A major component of B-cell-receptor signaling that mediates interactions with the tumor microenvironment and promotes survival and proliferation of malignant B-cells.

BTK is critical to B-cell development, including proliferation, maturation, differentiation, apoptosis, and cell migration.
BTK is a non-receptor, tyrokinase that is a component of the signal transduction pathway that mediates the B-cell response to encountering its antigen.
BTK activation is critical for homing and retention of healthy B cells and also CLL cells in lymphoid tissue.
BTK engagement with the B cell receptor on the surface of a CLL cell leads to signaling changes in gene expression that drive proliferation and survival.

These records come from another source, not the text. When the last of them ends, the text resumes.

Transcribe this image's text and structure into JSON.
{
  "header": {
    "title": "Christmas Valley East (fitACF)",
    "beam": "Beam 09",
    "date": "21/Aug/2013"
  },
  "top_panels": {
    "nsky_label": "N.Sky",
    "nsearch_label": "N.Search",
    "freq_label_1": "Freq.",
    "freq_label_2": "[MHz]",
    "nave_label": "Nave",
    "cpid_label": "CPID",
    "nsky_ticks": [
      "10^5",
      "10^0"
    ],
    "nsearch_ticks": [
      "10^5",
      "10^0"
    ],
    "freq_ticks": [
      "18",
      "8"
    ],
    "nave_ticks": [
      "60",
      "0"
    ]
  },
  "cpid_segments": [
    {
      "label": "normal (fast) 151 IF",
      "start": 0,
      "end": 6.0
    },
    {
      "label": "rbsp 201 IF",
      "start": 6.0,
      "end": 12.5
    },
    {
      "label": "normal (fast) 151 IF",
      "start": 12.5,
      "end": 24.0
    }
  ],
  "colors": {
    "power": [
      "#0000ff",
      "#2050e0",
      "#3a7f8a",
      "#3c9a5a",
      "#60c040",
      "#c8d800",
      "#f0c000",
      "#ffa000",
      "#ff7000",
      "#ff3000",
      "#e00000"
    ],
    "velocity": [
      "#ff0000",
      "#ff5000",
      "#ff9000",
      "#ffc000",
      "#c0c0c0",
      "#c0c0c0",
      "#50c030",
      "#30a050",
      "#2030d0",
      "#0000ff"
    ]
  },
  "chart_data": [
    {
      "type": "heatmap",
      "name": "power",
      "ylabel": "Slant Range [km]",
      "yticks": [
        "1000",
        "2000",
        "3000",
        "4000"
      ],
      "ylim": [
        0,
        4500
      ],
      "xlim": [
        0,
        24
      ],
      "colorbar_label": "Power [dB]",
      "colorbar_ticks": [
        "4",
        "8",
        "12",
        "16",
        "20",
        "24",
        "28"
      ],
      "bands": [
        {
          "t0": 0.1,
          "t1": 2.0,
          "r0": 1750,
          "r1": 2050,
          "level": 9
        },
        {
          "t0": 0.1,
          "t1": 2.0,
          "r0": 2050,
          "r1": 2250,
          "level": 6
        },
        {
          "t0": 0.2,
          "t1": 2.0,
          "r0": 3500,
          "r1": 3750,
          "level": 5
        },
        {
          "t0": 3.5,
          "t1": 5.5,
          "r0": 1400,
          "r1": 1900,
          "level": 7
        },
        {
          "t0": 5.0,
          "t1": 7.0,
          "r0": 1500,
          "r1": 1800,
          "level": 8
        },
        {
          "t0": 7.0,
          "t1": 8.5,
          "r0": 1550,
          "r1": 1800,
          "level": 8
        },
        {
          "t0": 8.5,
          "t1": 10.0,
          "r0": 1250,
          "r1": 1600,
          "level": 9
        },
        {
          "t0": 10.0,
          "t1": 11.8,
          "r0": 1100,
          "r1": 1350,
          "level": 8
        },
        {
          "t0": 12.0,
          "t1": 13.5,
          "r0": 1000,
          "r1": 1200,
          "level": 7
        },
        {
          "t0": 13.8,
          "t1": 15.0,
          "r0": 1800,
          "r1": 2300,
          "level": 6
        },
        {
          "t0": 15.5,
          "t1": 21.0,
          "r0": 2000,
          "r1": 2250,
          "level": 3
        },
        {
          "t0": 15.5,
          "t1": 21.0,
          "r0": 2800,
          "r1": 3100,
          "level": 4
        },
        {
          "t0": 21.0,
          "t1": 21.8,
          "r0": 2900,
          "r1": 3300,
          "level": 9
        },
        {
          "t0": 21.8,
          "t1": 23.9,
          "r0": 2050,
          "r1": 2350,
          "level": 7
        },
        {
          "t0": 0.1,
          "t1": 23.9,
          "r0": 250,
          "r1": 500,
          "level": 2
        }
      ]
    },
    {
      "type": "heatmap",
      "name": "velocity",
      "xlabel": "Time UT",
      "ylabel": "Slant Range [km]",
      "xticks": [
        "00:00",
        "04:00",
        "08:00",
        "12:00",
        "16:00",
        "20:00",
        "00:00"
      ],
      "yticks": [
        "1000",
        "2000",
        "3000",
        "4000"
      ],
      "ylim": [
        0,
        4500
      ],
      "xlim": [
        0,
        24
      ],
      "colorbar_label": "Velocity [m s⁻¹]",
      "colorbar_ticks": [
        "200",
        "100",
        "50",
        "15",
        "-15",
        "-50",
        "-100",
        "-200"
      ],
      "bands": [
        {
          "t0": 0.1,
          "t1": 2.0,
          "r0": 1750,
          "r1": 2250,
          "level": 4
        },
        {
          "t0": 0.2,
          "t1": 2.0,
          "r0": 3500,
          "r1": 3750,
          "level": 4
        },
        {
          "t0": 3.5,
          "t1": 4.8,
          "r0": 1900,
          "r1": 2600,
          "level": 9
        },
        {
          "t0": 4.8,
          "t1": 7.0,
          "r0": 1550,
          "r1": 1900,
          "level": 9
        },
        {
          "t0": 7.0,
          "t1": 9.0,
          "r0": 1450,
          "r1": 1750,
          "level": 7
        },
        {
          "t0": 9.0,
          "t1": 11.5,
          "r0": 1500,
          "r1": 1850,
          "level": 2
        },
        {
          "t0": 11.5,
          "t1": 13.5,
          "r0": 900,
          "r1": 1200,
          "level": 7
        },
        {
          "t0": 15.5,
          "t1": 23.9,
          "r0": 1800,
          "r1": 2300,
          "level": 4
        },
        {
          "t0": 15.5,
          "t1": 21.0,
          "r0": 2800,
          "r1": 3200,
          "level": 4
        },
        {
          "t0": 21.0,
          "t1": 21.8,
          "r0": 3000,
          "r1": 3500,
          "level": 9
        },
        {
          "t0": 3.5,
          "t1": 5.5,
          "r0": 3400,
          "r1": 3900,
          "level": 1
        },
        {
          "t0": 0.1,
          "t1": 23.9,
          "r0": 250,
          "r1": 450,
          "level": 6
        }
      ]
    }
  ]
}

BTK plays a role in the progression of B-cell lymphoproliferative disorders, such as mantle cell lymphoma and chronic lymphocytic leukemia/small lymphocytic lymphoma.

BTK protein is a Tec family tyrosine kinase activated by spleen tyrosine kinase following B-cell-receptor stimulation and which is required for downstream events including calcium release, activation of the NFkB and NFAT pathways, cell survival and proliferation.

BTK family transmit signals through a variety of receptors in B cells and myeloid cells.

BTK expression on myeloid cells, particularly macrophages, changes chemokine and vascular endothelial growth  factor expression, and promotes tumor angiogenesis, invasion and metastasis.

In X-linked agammaglobulinenemia there is a functional mutations in BTK resulting in the virtual absence of all B cells and immunoglobulins leading to recurrent bacterial infections.